La izquierda que se proclama nueva (y generacionalmente lo es) no está exhibiendo ninguna audacia interpretativa. Llegó para sustituir a esa izquierda agotada, autoderrotada, exangüe, que hoy le echa una mano con el untuoso nombre de Socialismo Democrático, a la que aún no ha terminado de despreciar. Más bien se muestra dependiente de una vieja izquierda, que resistió a Pinochet, resistió a la transición y ha resistido a la transformación de la sociedad, apoyada en un aparato ideológico que observa el cambio de los vientos a la luz de una fe única e inconmovible. El PC está desempeñando ese papel, en coherencia con su línea histórica.

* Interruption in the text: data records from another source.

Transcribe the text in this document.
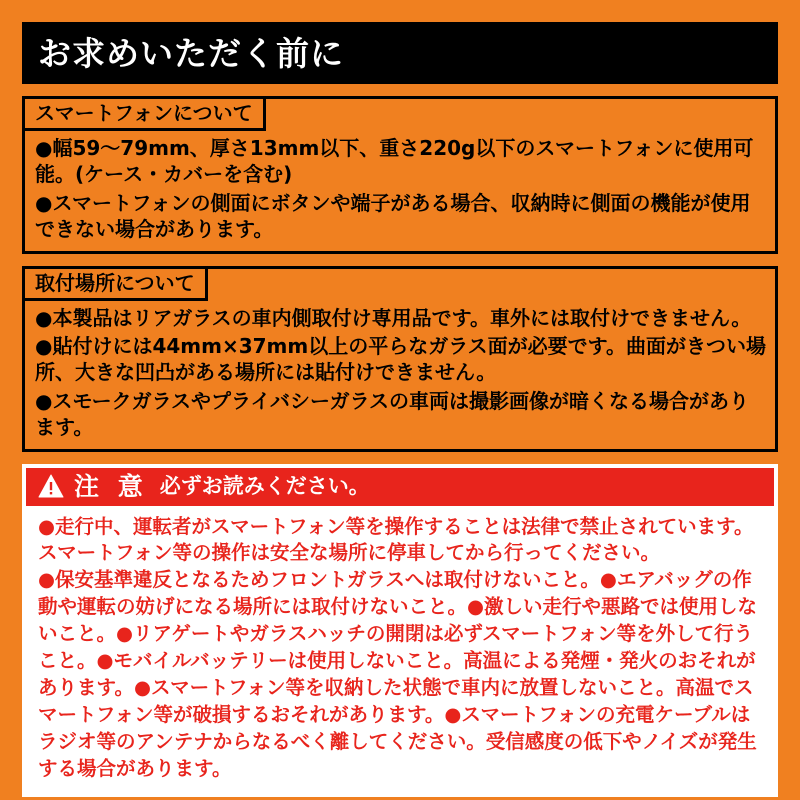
お求めいただく前に
スマートフォンについて

●幅59〜79mm、厚さ13mm以下、重さ220g以下のスマートフォンに使用可能。(ケース・カバーを含む)

●スマートフォンの側面にボタンや端子がある場合、収納時に側面の機能が使用できない場合があります。

取付場所について

●本製品はリアガラスの車内側取付け専用品です。車外には取付けできません。

●貼付けには44mm×37mm以上の平らなガラス面が必要です。曲面がきつい場所、大きな凹凸がある場所には貼付けできません。

●スモークガラスやプライバシーガラスの車両は撮影画像が暗くなる場合があります。

注 意 必ずお読みください。

●走行中、運転者がスマートフォン等を操作することは法律で禁止されています。スマートフォン等の操作は安全な場所に停車してから行ってください。

●保安基準違反となるためフロントガラスへは取付けないこと。●エアバッグの作動や運転の妨げになる場所には取付けないこと。●激しい走行や悪路では使用しないこと。●リアゲートやガラスハッチの開閉は必ずスマートフォン等を外して行うこと。●モバイルバッテリーは使用しないこと。高温による発煙・発火のおそれがあります。●スマートフォン等を収納した状態で車内に放置しないこと。高温でスマートフォン等が破損するおそれがあります。●スマートフォンの充電ケーブルはラジオ等のアンテナからなるべく離してください。受信感度の低下やノイズが発生する場合があります。
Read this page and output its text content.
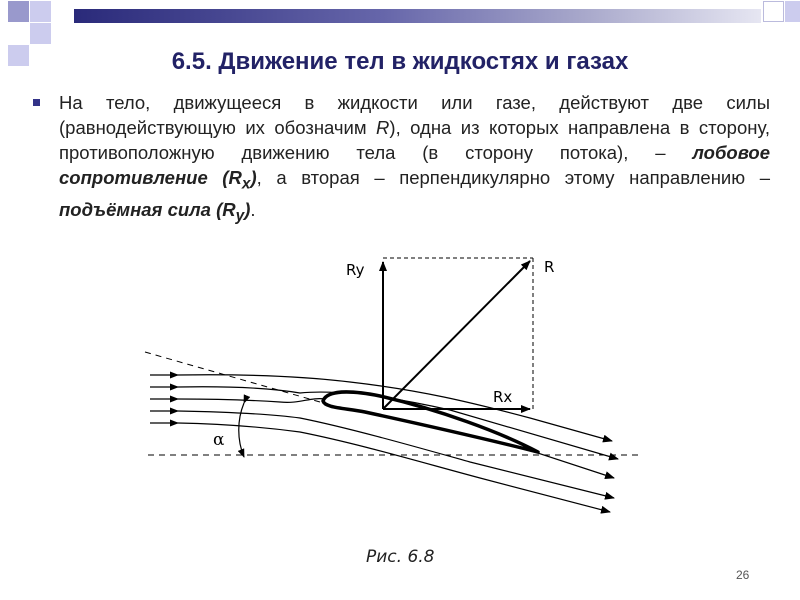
6.5. Движение тел в жидкостях и газах

На тело, движущееся в жидкости или газе, действуют две силы (равнодействующую их обозначим R), одна из которых направлена в сторону, противоположную движению тела (в сторону потока), – лобовое сопротивление $(R_x)$, а вторая – перпендикулярно этому направлению – подъёмная сила $(R_y)$.

Ry	R
Rx
α
Рис. 6.8
26
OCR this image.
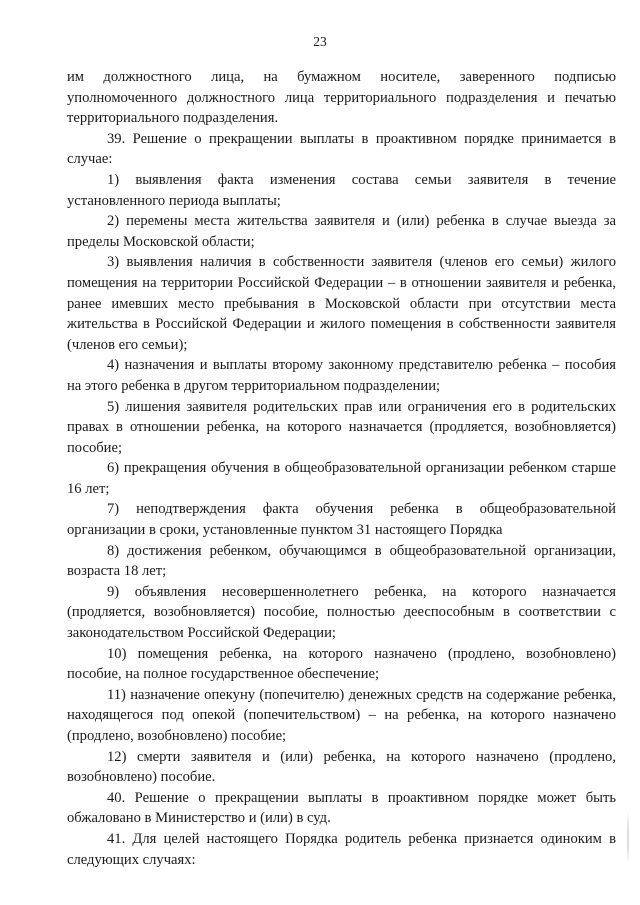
23

им должностного лица, на бумажном носителе, заверенного подписью уполномоченного должностного лица территориального подразделения и печатью территориального подразделения.

39. Решение о прекращении выплаты в проактивном порядке принимается в случае:

1) выявления факта изменения состава семьи заявителя в течение установленного периода выплаты;

2) перемены места жительства заявителя и (или) ребенка в случае выезда за пределы Московской области;

3) выявления наличия в собственности заявителя (членов его семьи) жилого помещения на территории Российской Федерации – в отношении заявителя и ребенка, ранее имевших место пребывания в Московской области при отсутствии места жительства в Российской Федерации и жилого помещения в собственности заявителя (членов его семьи);

4) назначения и выплаты второму законному представителю ребенка – пособия на этого ребенка в другом территориальном подразделении;

5) лишения заявителя родительских прав или ограничения его в родительских правах в отношении ребенка, на которого назначается (продляется, возобновляется) пособие;

6) прекращения обучения в общеобразовательной организации ребенком старше 16 лет;

7) неподтверждения факта обучения ребенка в общеобразовательной организации в сроки, установленные пунктом 31 настоящего Порядка

8) достижения ребенком, обучающимся в общеобразовательной организации, возраста 18 лет;

9) объявления несовершеннолетнего ребенка, на которого назначается (продляется, возобновляется) пособие, полностью дееспособным в соответствии с законодательством Российской Федерации;

10) помещения ребенка, на которого назначено (продлено, возобновлено) пособие, на полное государственное обеспечение;

11) назначение опекуну (попечителю) денежных средств на содержание ребенка, находящегося под опекой (попечительством) – на ребенка, на которого назначено (продлено, возобновлено) пособие;

12) смерти заявителя и (или) ребенка, на которого назначено (продлено, возобновлено) пособие.

40. Решение о прекращении выплаты в проактивном порядке может быть обжаловано в Министерство и (или) в суд.

41. Для целей настоящего Порядка родитель ребенка признается одиноким в следующих случаях:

A diferencia de esa izquierda histórica, la nueva tiene un problema de latitud. Cree en una cosa difusa a la que llama sociedad; ve sus desequilibrios, a los que llama injusticias, y pretende buscar los modos de transformarla, porque tiene las claves para hacerlo. Pero en cuanto esa sociedad pasa a tener un nombre (Chile, por ejemplo) le empieza a repeler: ve allí al nacionalismo, al chauvinismo, a la imaginación de derecha. No ve historia, ni solidaridad, ni sentido de pertenencia. Ve símbolos vacíos -como la bandera, las Fiestas Patrias, el escudo-, no imágenes democráticas. Ve a los demás como productos de construcciones o manipulaciones ideológicas, pero nunca sopesa la carga de la ideología en ella misma. Ve abstracciones, no encarnaciones. Es una izquierda desencarnada.
No importa cuántos halagos se le prodiguen -la política es un mundo de halagüeños- a menos que muestre la profundidad intelectual que no ha exhibido; que despliegue la habilidad política que no ha tenido; que escape de la superioridad moral que no ha confirmado, y que descubra que el sesgo generacional no es una virtud, sino una trampa, corre el riesgo de envejecer en ese estado. Como otra izquierda experimental.